Despite all of the US cases so far occurring in women of child-bearing age, Marks said, the vaccine-induced adverse reaction is unlikely to be associated with that, because the type of blood clots sometimes seen as side effects from oral contraceptives are substantially different in both loci and absence of correlation with low platelet count. “It’s not clear that there’s any association with the oral contraceptive pill, birth control, in the individuals who had these blood clots,” Marks said, pointing out that generalizing from only six cases was impossible. “Additionally, I think it’s too early to make any speculation on how many cases will come out.”

Schuchat agreed with Marks, “We’re working right now from a small number, from the six events that have been reported here in the US, and so while we’re seeing them in women under 50, I think we are going to need to take some time and have our Advisory Committee on Immunization Practices take additional time to review. My understanding is that there weren’t predisposing conditions for these events in at least some of those individuals.” Asked to clarify, she said, “What I tried to say is there were not [predisposing conditions] in all of them. So not to say that there may have been in some, but I think my main point is that review of six is difficult to make generalizations from. We’re going to have our expert committee take a careful look, and we’re, of course, trying to assure that providers will report suspect episodes so that they can be further investigated, because the numbers are quite small, small enough that it’s hard to generalize, but large enough that we wanted to take the action with the pause.”
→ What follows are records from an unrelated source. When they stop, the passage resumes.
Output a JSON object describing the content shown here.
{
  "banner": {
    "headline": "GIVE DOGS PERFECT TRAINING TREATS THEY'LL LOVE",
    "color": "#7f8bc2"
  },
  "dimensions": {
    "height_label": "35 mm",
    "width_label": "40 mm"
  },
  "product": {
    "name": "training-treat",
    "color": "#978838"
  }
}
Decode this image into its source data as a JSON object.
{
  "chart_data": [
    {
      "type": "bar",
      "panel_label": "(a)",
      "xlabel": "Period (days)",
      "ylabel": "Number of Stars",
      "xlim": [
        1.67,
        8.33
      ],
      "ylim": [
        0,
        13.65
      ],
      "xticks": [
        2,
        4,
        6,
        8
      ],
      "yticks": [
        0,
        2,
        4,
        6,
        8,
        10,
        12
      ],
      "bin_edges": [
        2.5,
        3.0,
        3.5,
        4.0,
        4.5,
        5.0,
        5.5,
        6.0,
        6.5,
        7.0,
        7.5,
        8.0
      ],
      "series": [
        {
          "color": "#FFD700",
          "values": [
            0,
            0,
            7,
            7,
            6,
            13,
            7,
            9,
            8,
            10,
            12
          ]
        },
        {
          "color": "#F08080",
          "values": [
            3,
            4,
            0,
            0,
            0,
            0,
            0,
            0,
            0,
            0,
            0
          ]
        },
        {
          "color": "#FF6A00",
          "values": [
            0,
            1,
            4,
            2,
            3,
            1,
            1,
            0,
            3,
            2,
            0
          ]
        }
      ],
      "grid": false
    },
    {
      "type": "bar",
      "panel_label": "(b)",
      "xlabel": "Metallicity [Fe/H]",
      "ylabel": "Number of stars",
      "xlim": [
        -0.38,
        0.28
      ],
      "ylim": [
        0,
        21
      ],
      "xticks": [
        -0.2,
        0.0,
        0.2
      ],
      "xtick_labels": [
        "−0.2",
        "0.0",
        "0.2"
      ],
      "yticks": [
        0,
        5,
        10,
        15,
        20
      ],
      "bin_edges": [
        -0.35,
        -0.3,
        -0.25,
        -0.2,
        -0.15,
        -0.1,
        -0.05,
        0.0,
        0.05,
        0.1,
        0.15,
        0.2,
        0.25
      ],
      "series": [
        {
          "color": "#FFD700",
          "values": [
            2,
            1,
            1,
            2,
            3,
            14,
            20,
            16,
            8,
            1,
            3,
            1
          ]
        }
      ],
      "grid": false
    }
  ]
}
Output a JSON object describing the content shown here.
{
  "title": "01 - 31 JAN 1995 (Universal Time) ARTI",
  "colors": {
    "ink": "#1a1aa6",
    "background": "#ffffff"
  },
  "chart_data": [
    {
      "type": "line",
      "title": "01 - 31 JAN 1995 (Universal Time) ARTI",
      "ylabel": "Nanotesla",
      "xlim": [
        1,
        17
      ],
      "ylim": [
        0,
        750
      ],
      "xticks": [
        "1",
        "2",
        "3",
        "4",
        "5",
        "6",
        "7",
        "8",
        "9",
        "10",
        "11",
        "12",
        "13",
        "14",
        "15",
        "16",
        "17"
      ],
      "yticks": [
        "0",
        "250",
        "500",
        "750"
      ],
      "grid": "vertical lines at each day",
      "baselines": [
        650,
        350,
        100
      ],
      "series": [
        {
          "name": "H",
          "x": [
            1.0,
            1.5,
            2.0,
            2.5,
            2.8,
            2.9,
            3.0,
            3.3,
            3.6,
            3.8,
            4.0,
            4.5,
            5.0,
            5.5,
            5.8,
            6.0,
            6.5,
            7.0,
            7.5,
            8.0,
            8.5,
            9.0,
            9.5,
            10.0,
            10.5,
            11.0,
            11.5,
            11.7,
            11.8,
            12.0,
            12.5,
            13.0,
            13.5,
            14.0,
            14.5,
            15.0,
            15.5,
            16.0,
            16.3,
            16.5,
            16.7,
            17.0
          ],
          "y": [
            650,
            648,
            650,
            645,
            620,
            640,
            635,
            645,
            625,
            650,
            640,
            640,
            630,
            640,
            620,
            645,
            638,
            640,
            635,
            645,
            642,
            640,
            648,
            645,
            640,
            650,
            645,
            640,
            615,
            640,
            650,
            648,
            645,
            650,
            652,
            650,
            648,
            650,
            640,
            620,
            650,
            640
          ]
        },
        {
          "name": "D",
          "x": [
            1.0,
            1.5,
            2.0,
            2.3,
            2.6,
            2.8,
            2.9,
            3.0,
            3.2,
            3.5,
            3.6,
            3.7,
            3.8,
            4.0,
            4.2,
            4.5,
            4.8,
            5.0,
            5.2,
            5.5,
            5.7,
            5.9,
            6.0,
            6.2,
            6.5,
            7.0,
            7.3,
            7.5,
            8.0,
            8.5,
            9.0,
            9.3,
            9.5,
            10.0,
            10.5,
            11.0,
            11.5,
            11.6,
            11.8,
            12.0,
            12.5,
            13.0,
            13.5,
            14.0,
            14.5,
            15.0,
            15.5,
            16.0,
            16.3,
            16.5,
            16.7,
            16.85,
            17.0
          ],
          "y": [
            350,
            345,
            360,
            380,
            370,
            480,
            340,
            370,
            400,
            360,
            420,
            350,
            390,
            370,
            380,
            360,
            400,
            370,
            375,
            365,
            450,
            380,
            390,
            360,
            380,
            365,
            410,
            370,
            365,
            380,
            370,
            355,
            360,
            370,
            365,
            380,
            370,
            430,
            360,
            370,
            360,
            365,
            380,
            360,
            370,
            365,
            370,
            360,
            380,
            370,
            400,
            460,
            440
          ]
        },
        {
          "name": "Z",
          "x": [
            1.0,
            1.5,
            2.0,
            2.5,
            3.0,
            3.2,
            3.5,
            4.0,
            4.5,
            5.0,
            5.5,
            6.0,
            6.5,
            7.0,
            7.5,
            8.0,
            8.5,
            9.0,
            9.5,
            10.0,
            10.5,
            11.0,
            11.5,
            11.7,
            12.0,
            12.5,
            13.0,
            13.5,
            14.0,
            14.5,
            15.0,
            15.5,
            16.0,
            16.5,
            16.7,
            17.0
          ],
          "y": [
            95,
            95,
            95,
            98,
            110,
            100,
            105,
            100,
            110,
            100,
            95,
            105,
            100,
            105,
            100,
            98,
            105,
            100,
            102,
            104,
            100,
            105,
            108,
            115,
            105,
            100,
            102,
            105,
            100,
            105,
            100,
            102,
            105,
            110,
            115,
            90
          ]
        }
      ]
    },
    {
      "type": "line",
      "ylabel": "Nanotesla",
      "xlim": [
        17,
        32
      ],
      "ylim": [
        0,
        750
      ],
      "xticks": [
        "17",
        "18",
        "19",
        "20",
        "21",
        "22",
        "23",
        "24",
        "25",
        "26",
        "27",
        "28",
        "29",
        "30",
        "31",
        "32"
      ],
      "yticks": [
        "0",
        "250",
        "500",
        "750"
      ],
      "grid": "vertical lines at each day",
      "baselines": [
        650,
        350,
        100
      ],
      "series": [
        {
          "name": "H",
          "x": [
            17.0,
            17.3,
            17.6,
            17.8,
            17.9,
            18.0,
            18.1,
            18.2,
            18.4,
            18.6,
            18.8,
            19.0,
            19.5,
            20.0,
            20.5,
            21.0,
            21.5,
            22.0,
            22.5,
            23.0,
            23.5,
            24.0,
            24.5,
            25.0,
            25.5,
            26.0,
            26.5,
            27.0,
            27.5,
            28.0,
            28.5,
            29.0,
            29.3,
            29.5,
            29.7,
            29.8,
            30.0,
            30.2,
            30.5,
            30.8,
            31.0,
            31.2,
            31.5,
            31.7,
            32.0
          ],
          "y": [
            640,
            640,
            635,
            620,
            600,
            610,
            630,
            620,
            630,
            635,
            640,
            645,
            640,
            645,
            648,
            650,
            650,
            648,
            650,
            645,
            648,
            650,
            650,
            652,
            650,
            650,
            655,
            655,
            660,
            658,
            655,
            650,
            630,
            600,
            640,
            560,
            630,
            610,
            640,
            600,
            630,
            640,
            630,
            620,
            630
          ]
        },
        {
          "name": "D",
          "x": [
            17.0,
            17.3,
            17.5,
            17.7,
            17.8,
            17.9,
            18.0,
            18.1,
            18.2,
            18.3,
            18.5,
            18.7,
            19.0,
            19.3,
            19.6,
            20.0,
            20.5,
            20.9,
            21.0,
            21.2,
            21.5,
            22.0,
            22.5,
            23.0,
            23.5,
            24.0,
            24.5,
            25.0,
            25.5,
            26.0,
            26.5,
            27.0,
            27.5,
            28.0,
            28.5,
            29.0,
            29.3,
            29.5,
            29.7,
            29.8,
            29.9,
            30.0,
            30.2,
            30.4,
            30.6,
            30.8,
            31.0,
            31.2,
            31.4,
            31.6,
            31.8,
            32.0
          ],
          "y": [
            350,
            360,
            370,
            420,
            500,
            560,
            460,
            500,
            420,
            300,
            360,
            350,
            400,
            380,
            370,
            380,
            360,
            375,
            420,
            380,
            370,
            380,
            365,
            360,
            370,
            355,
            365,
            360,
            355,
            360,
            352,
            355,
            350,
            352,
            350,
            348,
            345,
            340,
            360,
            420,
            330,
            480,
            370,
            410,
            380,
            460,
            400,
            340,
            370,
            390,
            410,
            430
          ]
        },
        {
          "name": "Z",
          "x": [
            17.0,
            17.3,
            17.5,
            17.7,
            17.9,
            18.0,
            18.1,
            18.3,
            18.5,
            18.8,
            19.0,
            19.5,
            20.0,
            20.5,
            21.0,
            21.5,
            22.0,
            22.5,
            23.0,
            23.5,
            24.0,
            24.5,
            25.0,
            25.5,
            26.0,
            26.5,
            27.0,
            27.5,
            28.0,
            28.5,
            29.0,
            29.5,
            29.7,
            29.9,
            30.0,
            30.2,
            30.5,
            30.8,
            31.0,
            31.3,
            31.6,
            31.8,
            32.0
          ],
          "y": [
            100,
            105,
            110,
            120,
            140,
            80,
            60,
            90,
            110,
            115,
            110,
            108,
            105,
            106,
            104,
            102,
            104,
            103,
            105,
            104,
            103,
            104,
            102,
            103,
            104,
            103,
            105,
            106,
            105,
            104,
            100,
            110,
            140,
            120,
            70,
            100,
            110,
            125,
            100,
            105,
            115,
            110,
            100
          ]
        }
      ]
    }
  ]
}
In response to a question from Motif whether the Janssen pause could increase vaccine hesitancy, even if fears were irrational and unfounded given the one-in-a-million risk, and what effect that might have in RI on his previously stated goal of reaching 70% of everybody eligible to be vaccinated by May 15 and 70% of the entire population by June 5, especially because in order to reach 70% of the entire population of the state we have to reach about 84-85% vaccine take-up in those eligible to be vaccinated, McCarthy said, “Absolutely, and that’s something that’s top of mind for me. It’s ambitious but it’s absolutely achievable, and why I am confident in it is that among those groups of Rhode Islanders that are currently eligible, we have seen uptake rates around that mid-80th percentile. So I think it’s absolutely doable and achievable, but the important thing is we all have a part to play, whether it be getting vaccinated, having conversations with your loved ones, your neighbors, folks in the community, to make sure that people are educated, they have the facts, I find that there’s a tremendous amount. It’s something we’ve seen throughout the pandemic, just based on how dynamic it is and how quickly things change. There is a lot of information out there, making sure we get the right information, the facts to build that confidence, is going to be important. Again, before even this consideration, we knew that it was going to have to take a deliberate intentional community effort to achieve those goals. I don’t think that has changed. I do think though this gives us an opportunity to focus some of our conversations even more about some of the specific safety and impacts of the different vaccines.”